Alongside fellow passenger, Mortimer ‘Buddy’ Martin, he went around trying to raise the £48 fare. This was the cost of travel in a first-class cabin, which all women were compelled to book. People were so generous that Evelyn had more than £4 left over after the fare had been paid.

In a letter printed in The Gleaner on August 5, 1948, Eustace revealed that the wealthy writer and activist Nancy Cunard had donated 10 shillings and had expressed a desire to employ Evelyn as a maid in her home in France. Eustace had objected to it, believing that Evelyn would have been much safer in England where she would have the support of welfare officers. In the event, Evelyn stayed in England.

It was not the first time Eustace had made an appearance in the newspaper. In April 1932 he had been a witness in a court case that The Gleaner had extensively reported. Under cross-examination, he was described by one of the prosecuting solicitors as ‘the biggest scoundrel in the city’.

Sadly for Eustace, there was some evidence to support the statement. He had become bankrupt in 1921 and 1931 and in November 1925 he had been fined £20 for wounding a girlfriend. He had several other court appearances to his name, some as plaintiff, others as defendant.

In 1948, he was travelling to England in the hope of taking in some horse racing and buying a racehorse. He had been there twice before. In September 1931, an unwell Eustace, accompanied by his wife Edna, arrived in Plymouth in search of medical treatment. He was expected to be away for a few months but the couple returned to Jamaica the following month. They were back in England in 1937 for a five-week visit.

Eustace Lindo Metcalfe Melbourne was born in Princess Street, Kingston, on March 17, 1892. He was the son of Esther Matilda Lindo, a dressmaker, and John Edward Melbourne.

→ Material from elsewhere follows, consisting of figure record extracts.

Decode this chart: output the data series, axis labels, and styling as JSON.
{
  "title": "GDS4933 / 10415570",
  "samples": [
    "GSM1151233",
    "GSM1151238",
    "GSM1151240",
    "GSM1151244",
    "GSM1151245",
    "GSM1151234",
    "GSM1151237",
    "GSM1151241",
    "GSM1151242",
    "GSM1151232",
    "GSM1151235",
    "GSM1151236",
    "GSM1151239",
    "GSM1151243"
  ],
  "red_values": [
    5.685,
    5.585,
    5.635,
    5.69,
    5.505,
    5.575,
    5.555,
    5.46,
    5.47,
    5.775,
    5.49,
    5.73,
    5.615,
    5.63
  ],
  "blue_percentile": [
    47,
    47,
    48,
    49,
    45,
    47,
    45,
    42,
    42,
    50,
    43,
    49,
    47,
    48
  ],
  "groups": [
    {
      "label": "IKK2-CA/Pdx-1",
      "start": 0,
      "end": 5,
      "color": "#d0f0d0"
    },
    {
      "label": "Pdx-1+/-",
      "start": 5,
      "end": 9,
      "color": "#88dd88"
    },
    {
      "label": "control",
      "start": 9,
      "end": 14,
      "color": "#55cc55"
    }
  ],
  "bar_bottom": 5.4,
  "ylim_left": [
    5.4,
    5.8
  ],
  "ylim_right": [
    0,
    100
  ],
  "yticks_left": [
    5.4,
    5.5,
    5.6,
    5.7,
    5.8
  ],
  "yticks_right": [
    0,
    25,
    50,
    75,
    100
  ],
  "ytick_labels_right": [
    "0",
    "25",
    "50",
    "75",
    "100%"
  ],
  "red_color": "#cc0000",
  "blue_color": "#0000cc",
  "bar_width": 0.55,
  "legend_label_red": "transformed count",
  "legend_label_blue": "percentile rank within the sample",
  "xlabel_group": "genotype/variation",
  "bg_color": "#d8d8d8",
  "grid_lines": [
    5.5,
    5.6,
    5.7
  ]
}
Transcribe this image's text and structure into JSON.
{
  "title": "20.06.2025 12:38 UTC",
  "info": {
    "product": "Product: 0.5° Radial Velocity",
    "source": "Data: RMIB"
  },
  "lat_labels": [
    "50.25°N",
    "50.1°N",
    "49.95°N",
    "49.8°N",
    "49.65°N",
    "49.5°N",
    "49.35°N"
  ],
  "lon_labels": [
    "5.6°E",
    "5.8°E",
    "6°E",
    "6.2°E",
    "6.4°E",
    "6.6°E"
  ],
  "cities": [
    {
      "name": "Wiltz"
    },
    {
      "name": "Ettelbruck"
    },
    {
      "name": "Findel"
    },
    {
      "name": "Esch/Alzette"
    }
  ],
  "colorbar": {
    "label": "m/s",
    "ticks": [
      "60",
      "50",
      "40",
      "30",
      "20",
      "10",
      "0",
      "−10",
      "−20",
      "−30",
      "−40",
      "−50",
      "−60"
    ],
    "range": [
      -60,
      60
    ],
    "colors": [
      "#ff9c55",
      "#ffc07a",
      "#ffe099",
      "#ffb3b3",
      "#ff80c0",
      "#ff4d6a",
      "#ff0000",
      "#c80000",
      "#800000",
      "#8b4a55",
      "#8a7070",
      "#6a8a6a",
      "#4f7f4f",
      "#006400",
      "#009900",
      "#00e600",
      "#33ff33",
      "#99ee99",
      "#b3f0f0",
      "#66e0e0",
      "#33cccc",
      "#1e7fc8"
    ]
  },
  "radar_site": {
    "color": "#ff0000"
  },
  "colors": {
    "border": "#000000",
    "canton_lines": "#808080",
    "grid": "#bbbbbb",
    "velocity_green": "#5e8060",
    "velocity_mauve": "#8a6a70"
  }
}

In 1930, he married Edna née Coombs, who was 13 years his junior. Eustace and Edna divorced in the 1940s. Within a few years he had wed a Jamaican lady who was 37 years younger than him. In May 1957, he arrived in Southampton to watch the first Test match between England and the West Indies as well as the Derby.

He died in London on March 5, 1963, aged 70, and was then described in The Gleaner as a well- known commission agent, businessman, and sportsman. He had been in England for three weeks for medical treatment. His body was flown home to Jamaica for burial.